La libertà di giocare per le strade

Intervista a Ugo Pugliese

 

“Sono Ugo Pugliese. Mi occupo della ludoteca comunale di Napoli. Sono venti i bambini con cui noi educatori lavoriamo e giochiamo. Con loro abbiamo avviato un progetto, si chiama La città in gioco”. Durante il seminario, il quale titolo era “La città si parla. Diversità a confronto per costruire un nuovo protagonismo sociale”, Ugo Pugliese interviene con voce bassa, ma dall’accento chiaramente campano.

Lui con il suo intervento ha commosso un po’ tutti. Ha messo in evidenza una realtà, quella di Napoli, difficile e dura, ma da molta gente data per scontato e, per questo, messa da parte.

“A Napoli esistono due società, una ricca ed una povera. Sono diverse tra loro solo per il reddito, per la musica che ascoltano, per quello che indossano, per l’auto che hanno. Due società divise ma non distanti: a volte vivono negli stessi quartieri, a volte nello stesso palazzo. E’ ridicolo dirlo, ma spesso succede di camminare per le strade della nostra città e di sentire da una parte musica classica e da un’altra finestra musica napoletana”. Qui Pugliese si guarda intorno e fa dell’ironia: “Tutto sempre ad alto volume!” E torna a raccontare.

“ L’integrazione a Napoli non riguarda solo gli immigrati, ma gli stessi napoletani. Alcuni bambini abitano in situazioni prive di vivibilità a causa del degrado ambientale e sociale. Le strade sono spesso nelle mani della camorra e la conseguenza di ciò ricade sui più piccoli, che lì ci giocano e crescono, interiorizzando lo stile di vita di quel mondo sbagliato dove vige la legge del più forte.” Adesso scuote il capo…”non è giusto!- dice- altri bambini vivono nel lusso, in quartieri migliori, esteticamente più belli, ma il problema riguarda anche loro. Magari sapranno parlare meglio l’italiano, magari conosceranno l’inglese, magari risponderanno sempre grazie! O buona giornata signora!, ma vedono il mondo solo dentro quella scatola che è la televisione, dal terrazzo del loro appartamento o dal finestrino dell’auto del papà. Non è giusto!- ripete- anche loro hanno diritto a vivere la strada. Sono bambini che non percorrono la città, ma la attraversano. Vengono privati del diritto a conoscere quello che li circonda. Anche loro come quei bambini meno fortunati hanno diritto a godersi la propria città, a godersi la loro infanzia nel migliore dei modi. E il modo migliore per me non è né la playstation né divertirsi a scippare una vecchietta. E’ la strada. La strada senza troppe auto, senza camorra, senza droga. La strada che come nel passato diventava luogo di mediazione: le vecchiette sedute fuori, i bimbi che giocano a pallone, il fruttivendolo che non riesce a passare…..Si dice che ci dovrebbero essere più centri per togliere i bambini dalla strada. Bhé, io penso il contrario: ci dovrebbero essere strade più libere, più vivibili. La strada è un luogo d’incontro, da sempre. E’ questo il motivo che ci ha spinto ad immergerci in un progetto che vuole restituire la libertà di giocare per le strade, di divertirsi sporcandosi i pantaloni e le mani. La città in gioco vuole tentare di unire pratica educativa ed impegno sociale. Un impegno che tenda a ridurre gli steccati. Penso che la città si debba fare carico delle persone che la vivono, dei loro bisogni. Penso che la città debba offrirsi come città educante solo se riesce a soddisfare questi bisogni. Stando a contatto con i bambini, ho capito che i loro sogni non sono sogni qualsiasi, sono sogni speciali  forse per noi  difficili da capire, ma che possiamo provare a realizzare”.
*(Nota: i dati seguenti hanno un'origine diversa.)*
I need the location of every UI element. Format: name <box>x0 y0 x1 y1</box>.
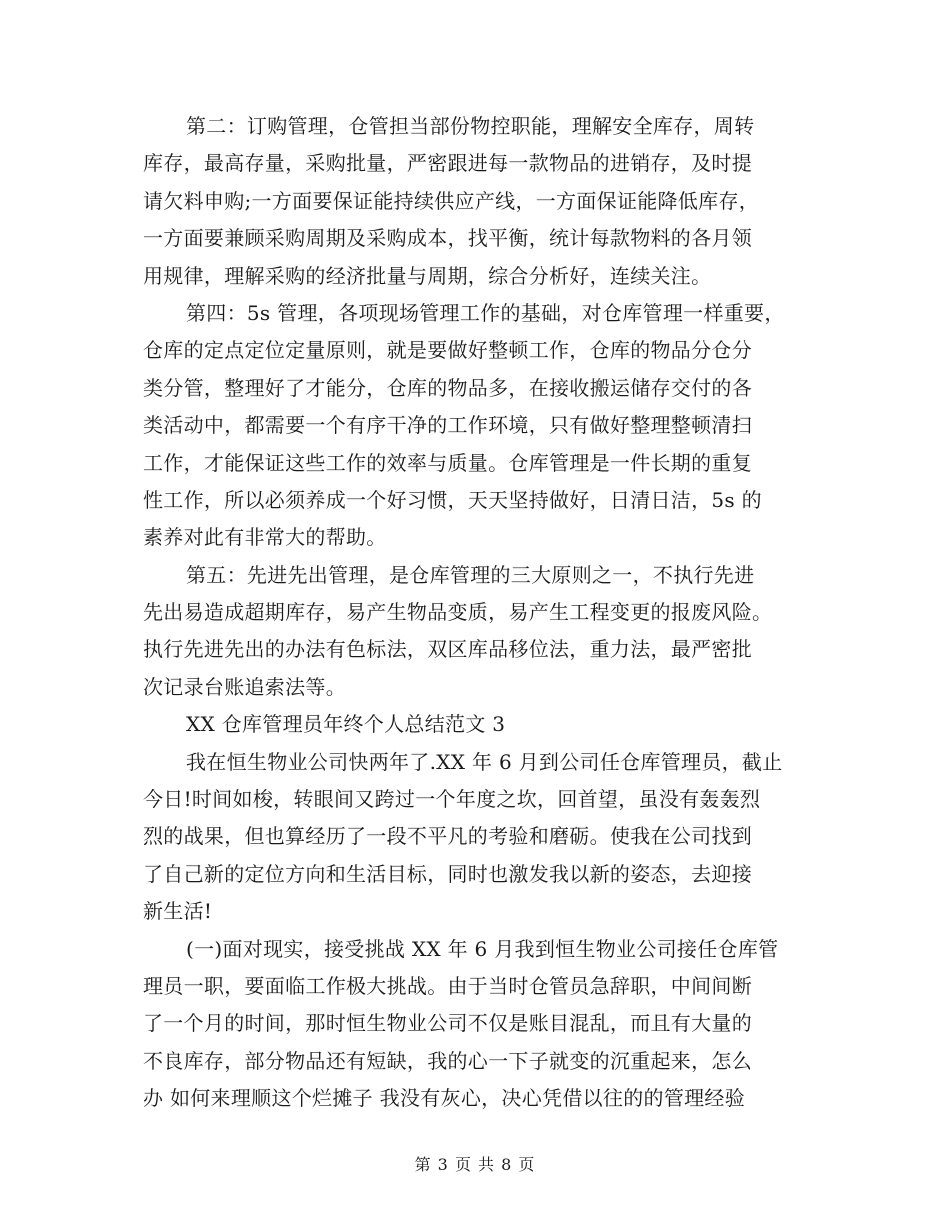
text-line: (一)面对现实，接受挑战 XX 年 6 月我到恒生物业公司接任仓库管 <box>186 936 779 961</box>
text-line: 仓库的定点定位定量原则，就是要做好整顿工作，仓库的物品分仓分 <box>143 338 752 363</box>
text-line: 不良库存，部分物品还有短缺，我的心一下子就变的沉重起来，怎么 <box>143 1048 752 1073</box>
paragraph-facing-reality <box>143 931 823 1118</box>
paragraph-fifo-management <box>143 557 823 707</box>
text-line: 次记录台账追索法等。 <box>143 674 346 699</box>
document-body <box>143 108 823 1118</box>
text-line: 新生活! <box>143 899 213 924</box>
text-line: 第五：先进先出管理，是仓库管理的三大原则之一，不执行先进 <box>186 562 755 587</box>
text-line: 工作，才能保证这些工作的效率与质量。仓库管理是一件长期的重复 <box>143 450 752 475</box>
paragraph-introduction <box>143 744 823 931</box>
paragraph-5s-management <box>143 295 823 557</box>
text-line: 请欠料申购;一方面要保证能持续供应产线，一方面保证能降低库存， <box>143 188 760 213</box>
section-heading <box>143 706 823 743</box>
text-line: 了自己新的定位方向和生活目标，同时也激发我以新的姿态，去迎接 <box>143 861 752 886</box>
text-line: 办 如何来理顺这个烂摊子 我没有灰心，决心凭借以往的的管理经验 <box>143 1086 746 1111</box>
text-line: 一方面要兼顾采购周期及采购成本，找平衡，统计每款物料的各月领 <box>143 226 752 251</box>
text-line: 用规律，理解采购的经济批量与周期，综合分析好，连续关注。 <box>143 263 712 288</box>
page-number-footer: 第 3 页 共 8 页 <box>414 1155 536 1174</box>
text-line: 类活动中，都需要一个有序干净的工作环境，只有做好整理整顿清扫 <box>143 413 752 438</box>
section-title: XX 仓库管理员年终个人总结范文 3 <box>186 712 506 737</box>
text-line: 了一个月的时间，那时恒生物业公司不仅是账目混乱，而且有大量的 <box>143 1011 752 1036</box>
text-line: 先出易造成超期库存，易产生物品变质，易产生工程变更的报废风险。 <box>143 600 773 625</box>
text-line: 今日!时间如梭，转眼间又跨过一个年度之坎，回首望，虽没有轰轰烈 <box>143 787 761 812</box>
text-line: 执行先进先出的办法有色标法，双区库品移位法，重力法，最严密批 <box>143 637 752 662</box>
text-line: 第四：5s 管理，各项现场管理工作的基础，对仓库管理一样重要， <box>186 300 785 325</box>
text-line: 类分管，整理好了才能分，仓库的物品多，在接收搬运储存交付的各 <box>143 375 752 400</box>
text-line: 性工作，所以必须养成一个好习惯，天天坚持做好，日清日洁，5s 的 <box>143 487 762 512</box>
paragraph-ordering-management <box>143 108 823 295</box>
text-line: 第二：订购管理，仓管担当部份物控职能，理解安全库存，周转 <box>186 114 755 138</box>
text-line: 素养对此有非常大的帮助。 <box>143 525 387 550</box>
text-line: 烈的战果，但也算经历了一段不平凡的考验和磨砺。使我在公司找到 <box>143 824 752 849</box>
text-line: 我在恒生物业公司快两年了.XX 年 6 月到公司任仓库管理员，截止 <box>186 749 783 774</box>
text-line: 库存，最高存量，采购批量，严密跟进每一款物品的进销存，及时提 <box>143 151 752 176</box>
text-line: 理员一职，要面临工作极大挑战。由于当时仓管员急辞职，中间间断 <box>143 973 752 998</box>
Mentre lui parla, mi accorgo che in sala c’è un silenzio strano, un silenzio che sembra cercare e coinvolgere l’attenzione e l’ascolto di tutti. Un silenzio che, per la sua forza, riesce, con lo sfondo delle parole di Ugo Pugliese, a trasmettere una forte emozione. E credo di non essere stata l’unica a provarla. La gente annuiva, è rimasta seduta lì attenta. Nessuno si è spostato dalla sua sedia.

“C’è gente che vede le cose che esistono e si domandano perché. Io vedo le cose che non esistono e mi chiedo perché no”.  L’intervento d’ Ugo Pugliese si è concluso così.